Information Security

We take information security and user safety very seriously. This page outlines how you can report security incidents you encounter using UNU’s ICT services.

The CIA Triad: Cornerstones of InfoSec

At the heart of information security lies the CIA triad:

  • Confidentiality: Ensures only authorized individuals can access your information.
  • Integrity: Guarantees the accuracy and completeness of your information.
  • Availability: Makes sure your information is accessible when needed.

Report a security incident

Reporting a Security Incident

If you suspect that your information security has been compromised, it’s crucial to report it immediately. The specific procedure might vary depending on the situation, but generally:

  • Identify the incident: What happened? Was it a lost device, data breach, a suspicious email, or unauthorized access to an account?
  • Gather details: Collect any relevant information about the incident, such as timestamps, error messages, or suspicious email content.
  • Report the incident: Contact the UNU Helpdesk.
  • Follow instructions: Cooperate with the investigation and follow the recommended steps to secure your information.

Report abuse

Abuse can encompass a wide range of activities that violate our Terms of Use or Acceptable Use Policy. Here are some examples:

  • Harassment or bullying: This includes sending threatening or offensive messages, stalking, or any behavior that creates a hostile environment for others.
  • Hate speech: Content that attacks a person or group on the basis of attributes like race, religion, ethnic origin, national origin, sex, disability, sexual orientation, or gender identity is strictly prohibited.
  • Spam: Unsolicited bulk messages or commercial advertising is not allowed.
  • Phishing attempts: Any attempt to trick users into revealing personal information or clicking on malicious links.
  • Malware distribution: Sharing content that contains viruses, spyware, or other malicious software.
  • Copyright or trademark infringement: Using content without the owner’s permission.
  • Fake accounts: Impersonating another person or creating misleading accounts.
  • DDoS attacks: Deliberately overloading our systems with traffic to disrupt service.

How to Report Abuse

We offer several ways to report abuse:

  • Email/Web: Contact UNU Helpdesk.
  • Contact Form: Use our dedicated contact form for reporting abuse.

What information should you include in your report?

The more information you provide, the better we can investigate and address the issue.
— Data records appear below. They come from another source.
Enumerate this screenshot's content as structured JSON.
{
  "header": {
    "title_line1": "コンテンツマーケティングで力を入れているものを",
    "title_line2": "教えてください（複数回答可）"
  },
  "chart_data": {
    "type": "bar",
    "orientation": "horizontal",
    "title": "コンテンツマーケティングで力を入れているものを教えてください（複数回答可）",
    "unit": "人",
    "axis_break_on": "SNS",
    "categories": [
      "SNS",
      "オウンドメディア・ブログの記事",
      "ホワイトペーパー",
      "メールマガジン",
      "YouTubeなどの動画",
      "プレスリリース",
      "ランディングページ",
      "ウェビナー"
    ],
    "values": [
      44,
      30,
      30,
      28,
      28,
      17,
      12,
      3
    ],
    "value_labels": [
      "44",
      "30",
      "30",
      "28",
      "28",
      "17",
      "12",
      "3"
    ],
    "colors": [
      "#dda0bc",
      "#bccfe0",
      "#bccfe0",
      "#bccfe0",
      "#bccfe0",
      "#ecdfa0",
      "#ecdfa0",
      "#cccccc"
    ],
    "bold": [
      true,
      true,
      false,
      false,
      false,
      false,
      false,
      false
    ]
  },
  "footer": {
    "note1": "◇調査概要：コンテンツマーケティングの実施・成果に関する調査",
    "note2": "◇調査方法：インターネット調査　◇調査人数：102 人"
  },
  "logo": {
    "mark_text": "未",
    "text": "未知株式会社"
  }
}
Please include the following details in your report:

  • Description of the abuse: Explain what happened in clear and concise language.
  • Date and time: When did the abuse occur?
  • Screenshots: Include relevant screenshots if possible. This could be the abusive content, user profile, or chat conversation.
  • Links (if applicable): Provide links to the specific content or user profile you are reporting.
  • Contact information: While optional, providing your contact information allows us to follow up with you if needed.

Report a stolen or lost item

Losing or having an item stolen can compromise your information security. Here’s what to do:

  • Report the Loss/Theft: File a police report for stolen items. Notify the relevant authorities like your bank or credit card company for lost cards.
  • Report the Incident: Contact the UNU Helpdesk.
  • Change Credentials: Update passwords for any accounts accessed from the lost/stolen item.

How to avoid being phished

Phishing emails are deceptive attempts to steal your personal information. Here’s how to avoid being phished:

  • Scrutinize Sender Addresses: Don’t trust emails seemingly from legitimate sources without verifying the email address.
  • Beware of Urgent Requests: Phishing emails often create a sense of urgency to pressure you into clicking malicious links.
  • Hover Over Links (Without Clicking): Check the true destination of a link before clicking by hovering your mouse over it.
  • Never Share Sensitive Information via Email: Legitimate organizations won’t ask for passwords or other sensitive data through email.
  • Report Phishing Attempts: Forward suspicious emails via ‘Report Phishing’ in Outlook for further investigation.

Think before you click – Following these guidelines and staying vigilant can significantly enhance your information security posture. Remember, a well-informed user is a powerful defense against security threats.